В голосе его было что-то такое, от чего я поежился и только заметил:
— Надеюсь, вы мой пароход подадите к Графской пристани? Мне оттуда удобнее.
— И в Южной бухте хороши будете.
— Льстец, — засмеялся я, кокетливо ударив его по плечу булкой, только что купленной мною за три тысячи… — Хотите кусочек?
— Э, не до кусочков теперь. Лучше в дорогу сохраните.
— А куда вы меня повезете?
— В Константинополь. Я поморщился.
— Гм… Я, признаться, давно мечтал об Испании…
— Ну, вот и будете мечтать в Константинополе об Испании.
В тот же день я был на пароходе, куда меня приняли с распростертыми объятиями. Это, действительно, правда, а не гипербола насчет объятий-то, потому что, когда я, влезши на пароход, сослепу покатился в угольный трюм, меня внизу поймали чьи-то растопыренные руки.
На пароходе я устроился хорошо (в трюме на угольных мешках); потребовал к себе капитана (он не пришел); сделал некоторые распоряжения относительно хода корабля (подозреваю, что они не были исполнены в полной мере) и, наконец, распорядился уснуть.
Последнее распоряжение было исполнено аккуратнее всего…
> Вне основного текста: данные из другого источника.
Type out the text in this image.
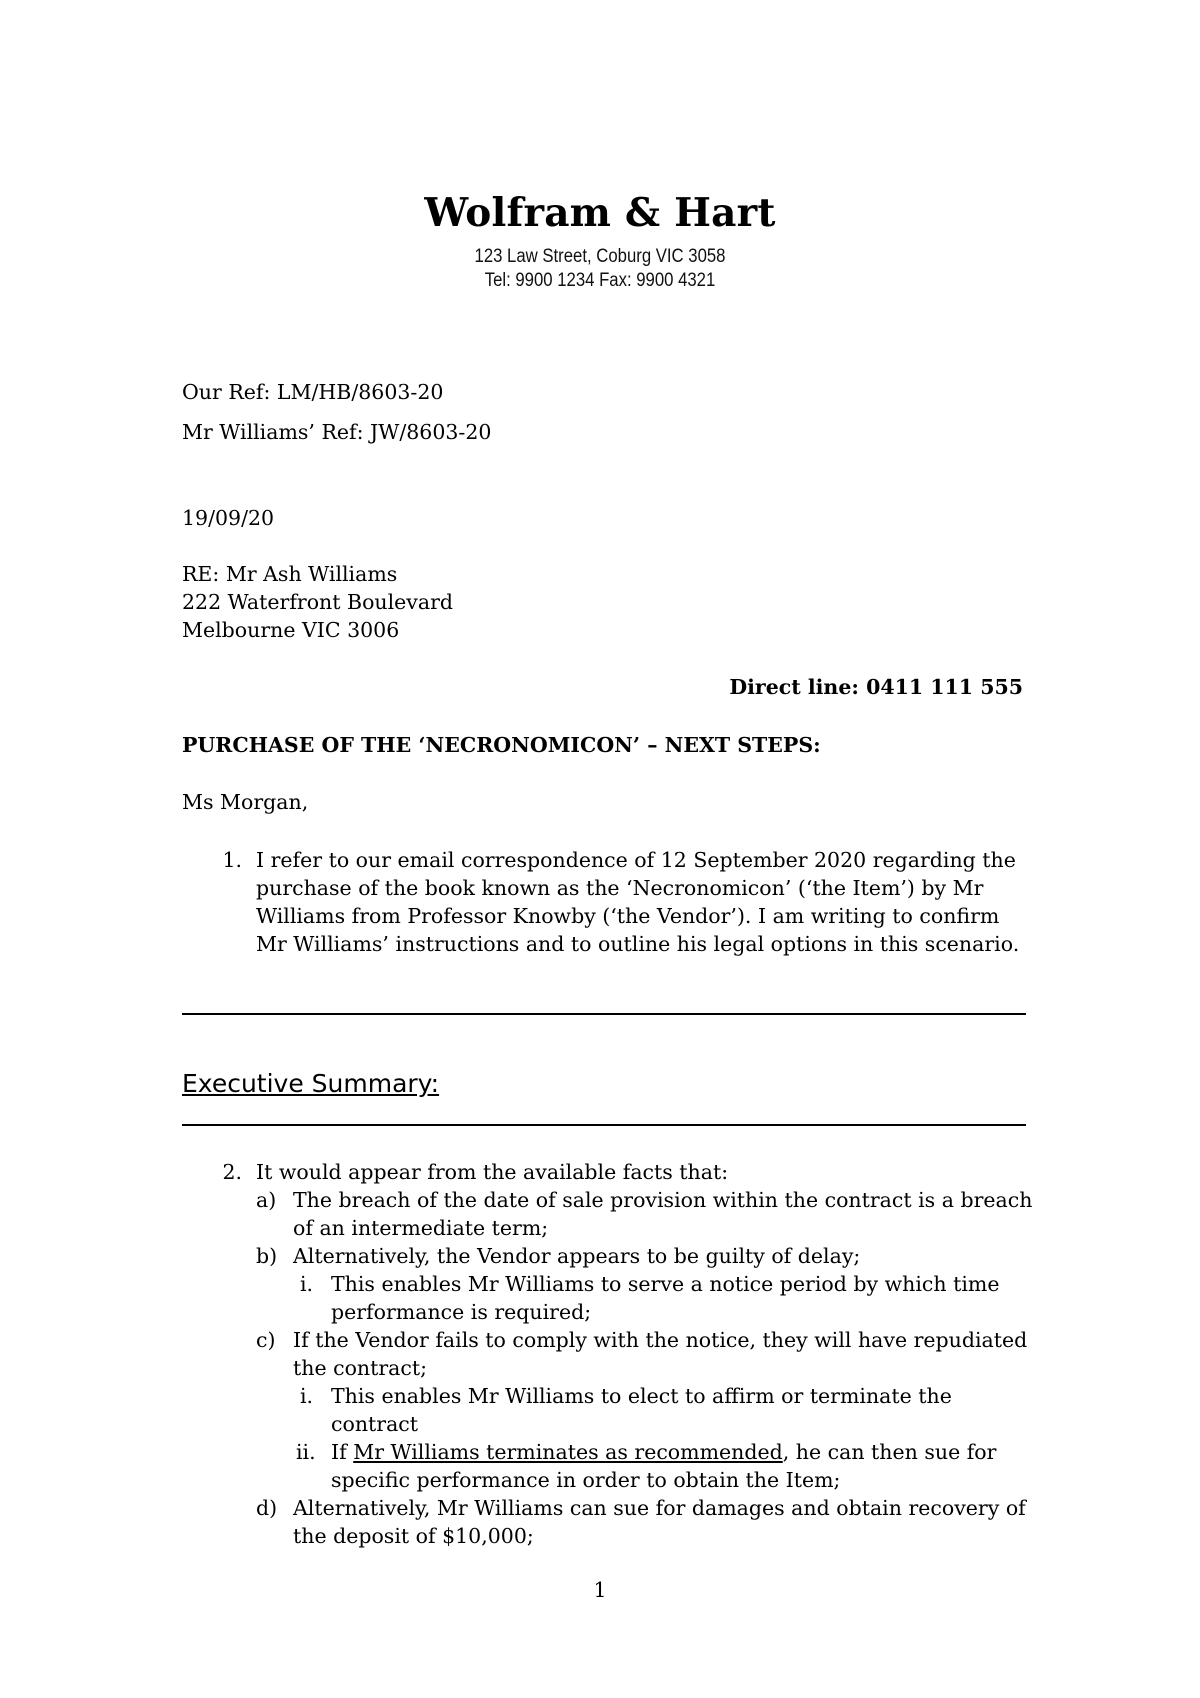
Wolfram & Hart
123 Law Street, Coburg VIC 3058
Tel: 9900 1234 Fax: 9900 4321
Our Ref: LM/HB/8603-20
Mr Williams’ Ref: JW/8603-20
19/09/20
RE: Mr Ash Williams
222 Waterfront Boulevard
Melbourne VIC 3006
Direct line: 0411 111 555
PURCHASE OF THE ‘NECRONOMICON’ – NEXT STEPS:
Ms Morgan,
1. I refer to our email correspondence of 12 September 2020 regarding the
purchase of the book known as the ‘Necronomicon’ (‘the Item’) by Mr
Williams from Professor Knowby (‘the Vendor’). I am writing to confirm
Mr Williams’ instructions and to outline his legal options in this scenario.
Executive Summary:
2. It would appear from the available facts that:
a) The breach of the date of sale provision within the contract is a breach
of an intermediate term;
b) Alternatively, the Vendor appears to be guilty of delay;
i. This enables Mr Williams to serve a notice period by which time
performance is required;
c) If the Vendor fails to comply with the notice, they will have repudiated
the contract;
i. This enables Mr Williams to elect to affirm or terminate the
contract
ii. If Mr Williams terminates as recommended, he can then sue for
specific performance in order to obtain the Item;
d) Alternatively, Mr Williams can sue for damages and obtain recovery of
the deposit of $10,000;
1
Путешествие было непродолжительное, но когда мы подошли к Константинополю, то меня ни за что не хотели пускать на берег.
Я сначала думал, что команда и капитан так полюбили меня, что одна мысль расстаться с таким приятным человеком была им мучительна, но на самом деле случалось наоборот: не пускала на берег союзная полиция, а команда не прочь была бы даже выкинуть нас всех за борт, только чтоб развязаться с беспокойным непоседливым грузом.
Не желая быть в тягость — ни команде, ни полиции, — я ночью потихоньку перелез на стоявший подле русский пароход-угольщик, где старые морские волки приняли меня как родного…
Милые вы люди! Если вы сейчас где-нибудь в плавании по бурному океану — пусть над вами ярко и ласково сияет солнце, а под килем нежная морская волна пусть нежит вас, как колыбель, — крепко желаю вам этого!
* * *
Приступая к «запискам», я прежде всего хочу сказать несколько теплых слов — в защиту одного господина…
Того самого, который, по утверждению старинной русской легенды, прегорько рыдал на свадьбе и весело плясал на похоронах.